Australia’s Commonwealth Bank experienced a dramatic stock decline Wednesday, with shares falling 9% as the nation’s biggest home loan provider responded to new government tax policies and set aside additional funds to address global economic risks.
The banking giant reported quarterly cash profits of approximately A$2.7 billion ($1.95 billion) for the period ending March 31, representing an increase from A$2.6 billion during the same timeframe last year. However, these earnings fell roughly 2% short of what some financial analysts had predicted.
Banking stocks across Australia faced selling pressure Wednesday as investors expressed concern about potential slowdowns in mortgage lending following significant tax policy announcements made Tuesday by the federal government.

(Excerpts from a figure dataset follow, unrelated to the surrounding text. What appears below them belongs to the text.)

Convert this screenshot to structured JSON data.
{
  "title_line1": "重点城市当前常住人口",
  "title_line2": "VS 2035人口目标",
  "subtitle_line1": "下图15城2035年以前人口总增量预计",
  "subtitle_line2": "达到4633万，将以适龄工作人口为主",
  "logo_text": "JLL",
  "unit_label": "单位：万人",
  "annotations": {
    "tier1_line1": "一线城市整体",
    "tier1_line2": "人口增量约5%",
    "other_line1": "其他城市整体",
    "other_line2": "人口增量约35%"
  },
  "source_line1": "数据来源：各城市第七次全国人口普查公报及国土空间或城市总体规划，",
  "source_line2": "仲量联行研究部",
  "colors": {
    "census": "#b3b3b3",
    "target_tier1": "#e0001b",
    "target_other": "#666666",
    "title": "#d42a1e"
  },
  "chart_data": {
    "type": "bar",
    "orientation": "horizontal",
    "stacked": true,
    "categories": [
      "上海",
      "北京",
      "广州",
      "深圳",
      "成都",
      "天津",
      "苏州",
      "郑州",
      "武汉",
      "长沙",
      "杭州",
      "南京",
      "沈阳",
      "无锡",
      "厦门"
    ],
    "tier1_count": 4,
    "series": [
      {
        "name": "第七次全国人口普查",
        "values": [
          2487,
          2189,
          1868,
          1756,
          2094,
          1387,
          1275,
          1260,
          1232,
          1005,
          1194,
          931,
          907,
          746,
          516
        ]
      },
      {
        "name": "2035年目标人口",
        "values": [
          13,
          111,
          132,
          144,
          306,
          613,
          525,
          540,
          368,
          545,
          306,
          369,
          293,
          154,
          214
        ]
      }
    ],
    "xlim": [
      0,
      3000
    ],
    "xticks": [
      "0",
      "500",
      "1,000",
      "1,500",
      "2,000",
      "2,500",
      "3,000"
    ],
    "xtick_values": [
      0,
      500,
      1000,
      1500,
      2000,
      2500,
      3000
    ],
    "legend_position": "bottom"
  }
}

The country’s Labor government revealed in its yearly budget proposal plans to restrict negative gearing benefits for investment properties to newly constructed buildings only, aiming to increase housing availability. This tax strategy currently permits investors to deduct property-related losses from their overall taxable earnings.
Additionally, officials announced the elimination of the existing 50% capital gains tax reduction for assets owned longer than one year. Under the proposed system, taxes would apply to inflation-adjusted profits, with investors facing at least 30% tax rates on net capital gains.
Financial experts believe these policy shifts may reduce investor appetite for mortgages from Australian banks, as existing home sales activity could weaken significantly.
“Changes to negative gearing and CGT, which will dampen investor activity, come as rates are rising, consumer sentiment has troughed and construction costs are rising,” said Citigroup analyst Thomas Strong.
The 9% stock drop represents Commonwealth Bank’s steepest single-day decline since March 2020, marking a significant milestone for the financial institution.
Other major Australian banks also experienced losses, with Westpac shares declining 3%, National Australia Bank dropping 2.6%, and ANZ Group falling 1.65%. The broader S&P/ASX200 market index decreased by 0.7%.
According to the bank’s financial update, home loans, commercial lending, and consumer deposits all expanded during the three-month period ending March 31, contributing to a 1% increase in net interest earnings despite intense competition in lending markets.
Commonwealth Bank announced it would boost collective financial reserves by A$200 million after updating economic projections and increasing the probability of unfavorable economic conditions developing.
The financial institution reported that its net interest margin remained relatively steady for the quarter when excluding one-time benefits, though specific margin figures were not provided in the preliminary trading report.
The bank’s common equity tier 1 ratio, which measures available capital reserves, reached 11.6% at the end of March.
Loan loss provisions increased to A$316 million from A$223 million in the previous year, with the bank citing higher collective reserves due to growing geopolitical tensions and economic uncertainty.
“Conflict in the Middle East is disrupting critical supply chains and contributing to global uncertainty,” Chief Executive Officer Matt Comyn said.